Fry Jane M, Temple Jeromey B, Williams Ruth
School of Life and Medical Sciences and School of Health and Social Work, University of Hertfordshire, Hertfordshire, UK.
Melbourne School of Population and Global Health, University of Melbourne, Melbourne, Victoria, Australia.
Nutr Diet. 2025 Feb;82(1):64-75. doi: 10.1111/1747-0080.12907. Epub 2024 Oct 21.
This study aimed to identify key health condition correlates of food insecurity in Australia using nationally representative data.
This cross-sectional study used data from a large, nationally representative Australian survey that included questions on the dynamics of families and households, income, wealth, welfare, labour market activity (including unemployment and joblessness), life satisfaction and wellbeing. Binary logistic regression models of eight items of food insecurity measured the association between 17 health conditions and food insecurity while controlling for various demographic and socioeconomic variables. A zero-inflated negative binomial model identified correlates of the number of food insecurity problems.
Prevalence of food insecurity ranged from 3% to 9% depending on the measure analysed. Individuals experiencing blackouts, fits or loss of consciousness were 2-6 times more likely to report food insecurity than other individuals. When including control variables and incorporating other health conditions, several conditions significantly increased probability of any food insecurity: sight problems; blackouts, fits or loss of consciousness; difficulty gripping things; nervous conditions; mental illness; and chronic or recurring pain.
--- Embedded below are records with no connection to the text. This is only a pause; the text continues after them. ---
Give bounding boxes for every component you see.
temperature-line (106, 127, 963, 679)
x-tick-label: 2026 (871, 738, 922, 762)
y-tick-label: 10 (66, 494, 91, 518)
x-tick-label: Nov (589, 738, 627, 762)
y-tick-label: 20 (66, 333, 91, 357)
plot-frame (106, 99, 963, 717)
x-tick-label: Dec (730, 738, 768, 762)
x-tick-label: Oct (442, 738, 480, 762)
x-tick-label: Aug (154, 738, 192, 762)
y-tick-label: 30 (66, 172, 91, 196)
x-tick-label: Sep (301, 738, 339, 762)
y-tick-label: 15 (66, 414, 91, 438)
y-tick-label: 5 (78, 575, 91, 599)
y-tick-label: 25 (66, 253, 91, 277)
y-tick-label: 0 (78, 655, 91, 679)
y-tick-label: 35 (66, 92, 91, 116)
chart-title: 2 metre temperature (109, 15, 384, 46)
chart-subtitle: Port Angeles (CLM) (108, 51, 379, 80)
Detailed information on how health conditions are associated with different types of food insecurity was generated using population-representative data, 17 sets of health conditions, and eight measures of food insecurity. Understanding connections between food insecurity and health conditions allows public health professionals to create effective, targeted and holistic interventions.
本研究旨在利用具有全国代表性的数据,确定澳大利亚粮食不安全状况的关键健康状况相关因素。
这项横断面研究使用了来自一项大型全国代表性澳大利亚调查的数据,该调查包括有关家庭和住户动态、收入、财富、福利、劳动力市场活动(包括失业和无业)、生活满意度和幸福感的问题。粮食不安全八项指标的二元逻辑回归模型在控制各种人口统计学和社会经济变量的同时,测量了17种健康状况与粮食不安全之间的关联。零膨胀负二项式模型确定了粮食不安全问题数量的相关因素。
根据所分析的衡量标准,粮食不安全的患病率在3%至9%之间。经历过停电、昏厥或意识丧失的个体报告粮食不安全的可能性是其他个体的2至6倍。在纳入控制变量并纳入其他健康状况后,有几种状况显著增加了出现任何粮食不安全状况的概率:视力问题;停电、昏厥或意识丧失;抓握东西困难;神经状况;精神疾病;以及慢性或复发性疼痛。
利用具有人口代表性的数据、17组健康状况和八项粮食不安全衡量标准,生成了有关健康状况与不同类型粮食不安全之间关联的详细信息。了解粮食不安全与健康状况之间的联系,有助于公共卫生专业人员制定有效、有针对性和全面的干预措施。